According to Stockdale, although the community of people developing such AI systems is not huge, “I see a long line of clever ideas, from self-driving cars and fraud detection to our approach to solving modern cyber threats – these are similar problems, due to the way computers interact with the real world”.
Along with Darktrace, several prominent companies have emerged from the concentration of AI and advanced data analytics businesses in Cambridge. In fact, there is a strong link between Stockdale and the business empire of Autonomy founder Mike Lynch, who set up the Cambridge angel investor Invoke Capital.
From 2012 to 2013, Stockdale served as chief architect at Invoke Capital, which seed-funded Darktrace. Between 2006 and 2011, he worked at online video company blinkx, which spun out of Autonomy in 2007. Before that, Stockdale worked as a technical director at Autonomy from 2002 to 2006. “Darktrace is my third startup working with very large datasets,” he says.

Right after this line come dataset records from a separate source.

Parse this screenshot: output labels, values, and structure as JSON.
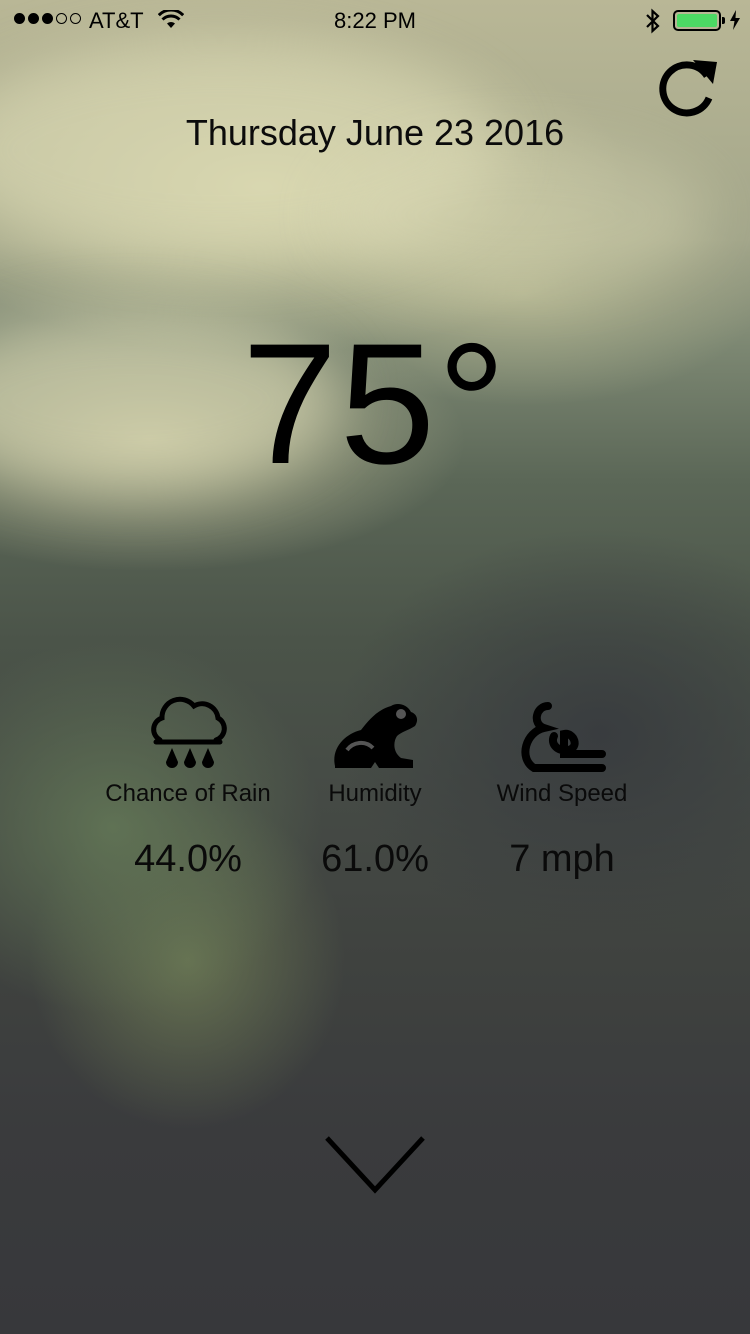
{
  "status_bar": {
    "signal_dots_filled": 3,
    "signal_dots_total": 5,
    "carrier": "AT&T",
    "time": "8:22 PM",
    "battery_level": 1.0,
    "battery_color": "#4cd964",
    "icons": [
      "wifi-icon",
      "bluetooth-icon",
      "battery-icon",
      "charging-bolt-icon"
    ]
  },
  "header": {
    "refresh_icon": "refresh-icon",
    "date": "Thursday June 23 2016"
  },
  "current": {
    "temperature": "75°"
  },
  "metrics": [
    {
      "icon": "rain-cloud-icon",
      "label": "Chance of Rain",
      "value": "44.0%"
    },
    {
      "icon": "frog-icon",
      "label": "Humidity",
      "value": "61.0%"
    },
    {
      "icon": "wind-icon",
      "label": "Wind Speed",
      "value": "7 mph"
    }
  ],
  "footer": {
    "expand_icon": "chevron-down-icon"
  }
}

Stockdale and his development team in Cambridge were recognised for their outstanding contribution to engineering by the Royal Academy of Engineering MacRobert Innovation Award Committee in 2017 and again in 2019.
Discussing the rationale behind Darktrace, Stockdale says: “We get to a point where regular cyber attacks are a board-level problem. We have a long-term vision. Darktrace uses self-serving AI to respond to cyber threats.”
The idea is to understand the business looking for protection against cyber threats, he says. “We look at the customer and the business. We truly believe you can’t protect yourself unless you understand yourself.”
While cyber security tends to focus on a reactive approach to tackling new attacks as and when they happen, the cyber security industry needs to be more proactive, says Stockdale. “You need to get into the mindset of an attack, learn your enemy with a new model of AI using attack path modelling.”
In effect, Darktrace uses machine language modelling to get into the mindset of attackers before an attack occurs. Going forward, Stockdale says: “We think this will be a key part of cyber security. Most AI is supervised, built on models based on human supervision. But think about a self-healing system. We build self-optimising and self-reinforcing loops.”
The technology at Darktrace uses unsupervised, self-learning AI, says Stockdale. “Rather than a system that knows everything, we’ve built a system that has the capacity to learn. It builds a very bespoke model of the IT environment, without any human tuning.”
As computers are increasingly interconnected to the real world, Stockdale believes the possibility of a cyber attack becomes ubiquitous. “In cyber security, you need to win every single time,” he says. “You need to have a single piece of technology to protect them all and you need to make the defender’s job easy.”
He believes cyber security is a “human-level problem”, but also feels that there is an arms race. “You absolutely need to get machine versus machine in cyber space,” he says.
For Stockdale, AI presents an unfair advantage. “We need to use AI on defence,” he says.
“Attacks are ongoing all the time. Most are weakness indicators,” he adds. “We have AI analysts taking the job of stressed human beings who can’t manage all the red alerts.”
Moving forward, Stockdale believes the role of IT security professionals will be elevated to where they can focus on how to mitigate the next-level attack and how they spend the budget. “While zero-day attacks have a massive impact, most attacks are much more bespoke,” he warns. “There are threats that never exist in the real world, and you can’t predict them.”
Many organisations operate a “red team” to deal with the most serious cyber threat, and Stockdale believes this team will increasingly need to run simulated attacks. “When there are limited resources, use an AI red team,” he says – which is what Darktrace want to achieve.